The apiarist, whose property at Pointer Mountain north of Ulladulla was swept by the New Year's fire, lost millions of bees, hives and honey and faces a huge clean-up.
"I just got all the hives requeened for the start of the season. That was a big job because we had trouble this year because there wasn't enough queens around," he says.
He hasn't yet worked out the financial hit his business has taken - he's simply been too busy cleaning up.
"The first thing we need is some decent rain," he says.
"I've put my hand out to the state government to get some sugar to make up some syrup to supplement feed the bees that are left but that's only for a short period of time."

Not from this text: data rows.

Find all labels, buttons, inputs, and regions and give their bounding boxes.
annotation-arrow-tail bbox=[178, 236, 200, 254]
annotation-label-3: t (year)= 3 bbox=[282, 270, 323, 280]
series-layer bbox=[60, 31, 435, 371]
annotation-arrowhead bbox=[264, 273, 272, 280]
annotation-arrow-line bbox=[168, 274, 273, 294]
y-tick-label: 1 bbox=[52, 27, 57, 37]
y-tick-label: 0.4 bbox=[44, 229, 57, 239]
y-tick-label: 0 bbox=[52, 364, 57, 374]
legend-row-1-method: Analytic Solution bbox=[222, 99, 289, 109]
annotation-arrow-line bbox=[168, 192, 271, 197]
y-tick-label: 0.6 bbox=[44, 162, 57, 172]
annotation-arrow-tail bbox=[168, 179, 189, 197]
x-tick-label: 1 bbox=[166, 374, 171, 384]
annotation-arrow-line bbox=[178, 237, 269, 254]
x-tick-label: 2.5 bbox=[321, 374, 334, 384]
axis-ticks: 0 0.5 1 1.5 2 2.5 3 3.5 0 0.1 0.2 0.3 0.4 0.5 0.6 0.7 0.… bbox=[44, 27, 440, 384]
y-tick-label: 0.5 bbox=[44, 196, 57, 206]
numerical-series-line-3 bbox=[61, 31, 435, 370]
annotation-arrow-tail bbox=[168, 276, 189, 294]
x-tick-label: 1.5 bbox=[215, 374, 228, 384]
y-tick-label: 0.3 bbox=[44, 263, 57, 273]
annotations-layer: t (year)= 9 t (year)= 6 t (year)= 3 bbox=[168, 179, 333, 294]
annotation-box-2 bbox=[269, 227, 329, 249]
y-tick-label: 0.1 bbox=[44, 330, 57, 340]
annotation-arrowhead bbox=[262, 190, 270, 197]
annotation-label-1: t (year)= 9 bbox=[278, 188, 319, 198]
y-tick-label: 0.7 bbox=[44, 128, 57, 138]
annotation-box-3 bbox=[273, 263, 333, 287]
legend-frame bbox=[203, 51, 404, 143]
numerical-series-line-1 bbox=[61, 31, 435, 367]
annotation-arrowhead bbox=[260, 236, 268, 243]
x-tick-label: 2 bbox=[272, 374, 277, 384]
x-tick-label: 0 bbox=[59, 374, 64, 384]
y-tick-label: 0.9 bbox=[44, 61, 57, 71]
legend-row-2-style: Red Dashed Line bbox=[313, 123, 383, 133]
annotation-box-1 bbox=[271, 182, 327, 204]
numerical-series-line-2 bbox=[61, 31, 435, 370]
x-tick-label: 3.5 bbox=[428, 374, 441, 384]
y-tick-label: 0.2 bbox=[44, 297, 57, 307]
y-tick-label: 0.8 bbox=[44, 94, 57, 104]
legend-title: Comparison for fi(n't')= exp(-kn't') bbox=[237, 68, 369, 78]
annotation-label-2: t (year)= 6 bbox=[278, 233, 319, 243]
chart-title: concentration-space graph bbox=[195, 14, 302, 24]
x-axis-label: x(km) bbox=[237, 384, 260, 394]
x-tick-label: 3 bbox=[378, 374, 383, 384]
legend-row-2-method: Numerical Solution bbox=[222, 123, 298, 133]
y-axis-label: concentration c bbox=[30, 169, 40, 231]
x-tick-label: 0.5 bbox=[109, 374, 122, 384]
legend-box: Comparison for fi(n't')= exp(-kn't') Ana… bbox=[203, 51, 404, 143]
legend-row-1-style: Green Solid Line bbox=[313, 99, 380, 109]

Beyond that, he would like to see the national parks which haven't been burned opened up for beekeepers. But even if that were to happen, he fears the big producers would likely swarm all over the parks, leaving little room for apiarists like himself.
"Us little fellas won't even get a look-in."
Vince says 8000 bee sites have been locked up in national parks. Keepers are now desperate, which presents other problems when they're all searching for flowering gums beyond the park boundaries.
"If you've got a small pocket of trees flowering, every man and his dog is going to be on it. So you're going to have a disease problem. We've got to get back to the old ways, where we spread out over a wide area."
Honey sourced from flowering gum trees was already becoming scarce before the fires and will, in Vince's reckoning, all but disappear for up to two decades.
"People don't realise the gum trees have gone, for 15 or 20 years," he says.
The hives he has out west have been hit hard by drought.
"We only got one crack at one floral gum, which was grey ironbark. We're praying for rain so we can get on some Patterson's curse, canola and thistle in the spring."
For the foreseeable future the honey industry will have to rely on ground flora. Much of Vince's stockpile of honey was destroyed in the blaze, leaving him with 12 months' supply.
"But after that we've got nothing . We don't know where our future is," the 56-year-old said.
He and his daughter Rachel stayed to defend their property and watched the hives go up. They also saw the drums of honey explode, sending lids hundreds of metres into the air. The house they have been building also got damaged. None of it was insured.
It's not just his future he's worried about but that of the whole planet.
"We're here to look after society with pollination and food production.They do say if bees disappear we've only got four years of life on the planet."